Sie sind so frei – landeszeitung.de

Eine Tonne Lebendgewicht baut sich vor der Kühlerhaube von Henrik Trapp auf. Gut zwei Meter groß, drei Meter lang, dunkelbraunes Fell, zwei spitze Hörner: Ein Wisentbulle blockiert den Weg vor dem schwarzen Pickup. Weitere Tiere trotten heran, starren auf das Auto. Trapp legt den Rückwärtsgang ein, Kratzer im Lack kann er nicht gebrauchen.

Henrik Trapp ist Ranger in der „Wisent-Welt-Wittgenstein“ in Nordrhein-Westfalen. Und Bulle „Zac“ weiß genau, was es bedeutet, wenn er zu ihnen ins Gehege fährt: „Der Dicke will gucken wegen Futter“, sagt Trapp. Im Fresseifer kann es schon mal passieren, dass die Tiere dem Auto zu nahe kommen.

Wisente, sagt Trapp, seien sonst die Ruhe selbst. Er nennt sie auch „sanfte Riesen“. Andere sprechen von Urtieren oder den Königen der Wälder. In Deutschland ist der Europäische Bison, so der offizielle Zweitname, schon seit Jahrhunderten ausgestorben. Das letzte freilebende Exemplar schoss der Mensch in den 1920er-Jahren im Kaukasus tot.

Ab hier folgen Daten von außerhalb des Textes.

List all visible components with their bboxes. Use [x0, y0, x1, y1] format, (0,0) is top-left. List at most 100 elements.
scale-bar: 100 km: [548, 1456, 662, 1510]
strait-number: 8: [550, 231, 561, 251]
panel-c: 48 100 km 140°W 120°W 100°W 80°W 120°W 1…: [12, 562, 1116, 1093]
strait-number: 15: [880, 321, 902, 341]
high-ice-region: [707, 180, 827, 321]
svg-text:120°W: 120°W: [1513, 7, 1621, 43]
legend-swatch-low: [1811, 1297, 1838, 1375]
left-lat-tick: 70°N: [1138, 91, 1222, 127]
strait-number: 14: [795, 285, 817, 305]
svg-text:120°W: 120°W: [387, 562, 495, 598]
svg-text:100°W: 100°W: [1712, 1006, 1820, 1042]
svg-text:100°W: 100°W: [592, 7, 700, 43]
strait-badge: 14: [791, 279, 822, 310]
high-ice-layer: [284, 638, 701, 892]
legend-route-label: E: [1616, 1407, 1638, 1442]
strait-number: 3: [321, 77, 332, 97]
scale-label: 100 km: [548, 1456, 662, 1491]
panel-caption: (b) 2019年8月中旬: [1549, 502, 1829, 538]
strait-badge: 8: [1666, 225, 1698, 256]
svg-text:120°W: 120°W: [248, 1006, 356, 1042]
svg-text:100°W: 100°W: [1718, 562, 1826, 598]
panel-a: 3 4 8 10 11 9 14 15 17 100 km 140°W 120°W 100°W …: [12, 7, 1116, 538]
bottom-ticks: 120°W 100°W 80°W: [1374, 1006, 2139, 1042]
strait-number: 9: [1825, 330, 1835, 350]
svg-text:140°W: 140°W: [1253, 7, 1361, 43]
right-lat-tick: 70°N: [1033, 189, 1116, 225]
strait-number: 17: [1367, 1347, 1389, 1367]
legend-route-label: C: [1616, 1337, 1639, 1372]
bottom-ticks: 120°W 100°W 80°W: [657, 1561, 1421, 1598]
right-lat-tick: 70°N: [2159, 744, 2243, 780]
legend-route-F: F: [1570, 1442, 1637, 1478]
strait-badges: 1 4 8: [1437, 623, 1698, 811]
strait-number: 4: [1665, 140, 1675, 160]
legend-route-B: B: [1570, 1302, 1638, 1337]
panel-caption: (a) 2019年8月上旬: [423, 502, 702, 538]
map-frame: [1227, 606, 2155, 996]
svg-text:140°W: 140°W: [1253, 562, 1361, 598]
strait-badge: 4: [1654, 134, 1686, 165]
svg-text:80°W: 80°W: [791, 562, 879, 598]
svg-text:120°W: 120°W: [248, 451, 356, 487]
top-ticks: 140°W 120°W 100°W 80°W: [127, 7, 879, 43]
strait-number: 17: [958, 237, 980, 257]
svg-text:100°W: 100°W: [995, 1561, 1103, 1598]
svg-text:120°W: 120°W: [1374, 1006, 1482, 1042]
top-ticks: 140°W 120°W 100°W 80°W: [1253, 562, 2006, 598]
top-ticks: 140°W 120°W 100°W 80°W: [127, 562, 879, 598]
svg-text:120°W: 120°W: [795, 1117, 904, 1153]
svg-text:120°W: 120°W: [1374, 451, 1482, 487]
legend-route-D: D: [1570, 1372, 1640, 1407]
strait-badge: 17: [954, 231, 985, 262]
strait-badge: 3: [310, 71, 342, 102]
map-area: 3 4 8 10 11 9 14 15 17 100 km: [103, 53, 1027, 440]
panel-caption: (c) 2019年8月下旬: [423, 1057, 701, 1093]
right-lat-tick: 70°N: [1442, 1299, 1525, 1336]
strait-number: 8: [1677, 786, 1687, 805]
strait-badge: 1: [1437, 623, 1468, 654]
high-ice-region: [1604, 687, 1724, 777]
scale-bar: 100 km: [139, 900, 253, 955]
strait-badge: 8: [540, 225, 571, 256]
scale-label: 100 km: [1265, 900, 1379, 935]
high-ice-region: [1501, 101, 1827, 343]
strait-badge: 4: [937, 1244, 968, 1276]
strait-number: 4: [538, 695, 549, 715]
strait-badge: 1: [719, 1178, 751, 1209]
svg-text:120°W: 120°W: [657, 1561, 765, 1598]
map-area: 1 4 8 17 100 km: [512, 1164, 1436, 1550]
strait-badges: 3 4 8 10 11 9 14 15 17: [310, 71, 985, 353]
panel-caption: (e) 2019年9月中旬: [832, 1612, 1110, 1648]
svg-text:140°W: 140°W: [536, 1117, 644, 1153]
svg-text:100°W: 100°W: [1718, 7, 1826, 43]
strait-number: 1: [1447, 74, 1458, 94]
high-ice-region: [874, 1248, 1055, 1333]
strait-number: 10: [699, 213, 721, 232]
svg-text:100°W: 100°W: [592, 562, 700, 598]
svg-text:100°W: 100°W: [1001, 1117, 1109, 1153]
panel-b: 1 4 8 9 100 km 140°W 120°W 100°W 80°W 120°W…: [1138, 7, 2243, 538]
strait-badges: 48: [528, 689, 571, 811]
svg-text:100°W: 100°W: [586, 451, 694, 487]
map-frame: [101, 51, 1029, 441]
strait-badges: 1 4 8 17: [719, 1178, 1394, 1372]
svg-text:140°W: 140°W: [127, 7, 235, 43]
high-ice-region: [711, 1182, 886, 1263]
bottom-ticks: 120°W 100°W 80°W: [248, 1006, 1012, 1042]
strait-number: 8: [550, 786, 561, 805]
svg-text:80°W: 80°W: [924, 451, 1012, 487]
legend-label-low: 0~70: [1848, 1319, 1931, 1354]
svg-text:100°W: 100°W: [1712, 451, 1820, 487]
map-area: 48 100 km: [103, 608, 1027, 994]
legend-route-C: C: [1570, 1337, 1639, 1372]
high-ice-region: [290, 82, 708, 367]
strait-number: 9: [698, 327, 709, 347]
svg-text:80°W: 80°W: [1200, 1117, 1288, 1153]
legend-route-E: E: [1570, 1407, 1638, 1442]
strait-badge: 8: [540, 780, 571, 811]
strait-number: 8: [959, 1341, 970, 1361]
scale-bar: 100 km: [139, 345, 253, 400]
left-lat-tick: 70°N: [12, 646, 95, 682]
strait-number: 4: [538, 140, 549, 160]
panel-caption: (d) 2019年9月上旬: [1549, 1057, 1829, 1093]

Rund 100 Jahre später streifen acht Tiere in Trapps Gehege herum, bestaunt und fotografiert von 30.000 Besuchern im Jahr. Eine Touristenattraktion – und ein Arterhaltungserfolg. Aber nicht der Grund, warum die Wittgensteiner Wisente „weltweit“ ein Thema geworden sind, wie Trapp stolz erzählt. Denn hier hinter dem Gatter firmiert nur die „Light-Version“ des Wisentprojekts.

Nur wenige Kilometer weiter, im Rothaargebirge, streifen rund 25 Artgenossen von „Zac“ herum. Komplett frei, ohne Zaun. Ausgewildert von jenem Verein, der auch die Wisent-Welt betreibt. Seitdem ist die einzige freilebende Wisentherde Westeuropas in Südwestfalen zu Hause.

Fragt sich nur: Wie lange noch? Denn seitdem Europas größtes Landsäugetier hier durch die Gegend zieht, gibt es Streit. Seit fast zehn Jahren beschäftigt er Tierschützer, Waldbesitzer, sogar den Bundesgerichtshof. Über allem steht mal wieder die Frage: Wie wild darf es in Deutschland sein?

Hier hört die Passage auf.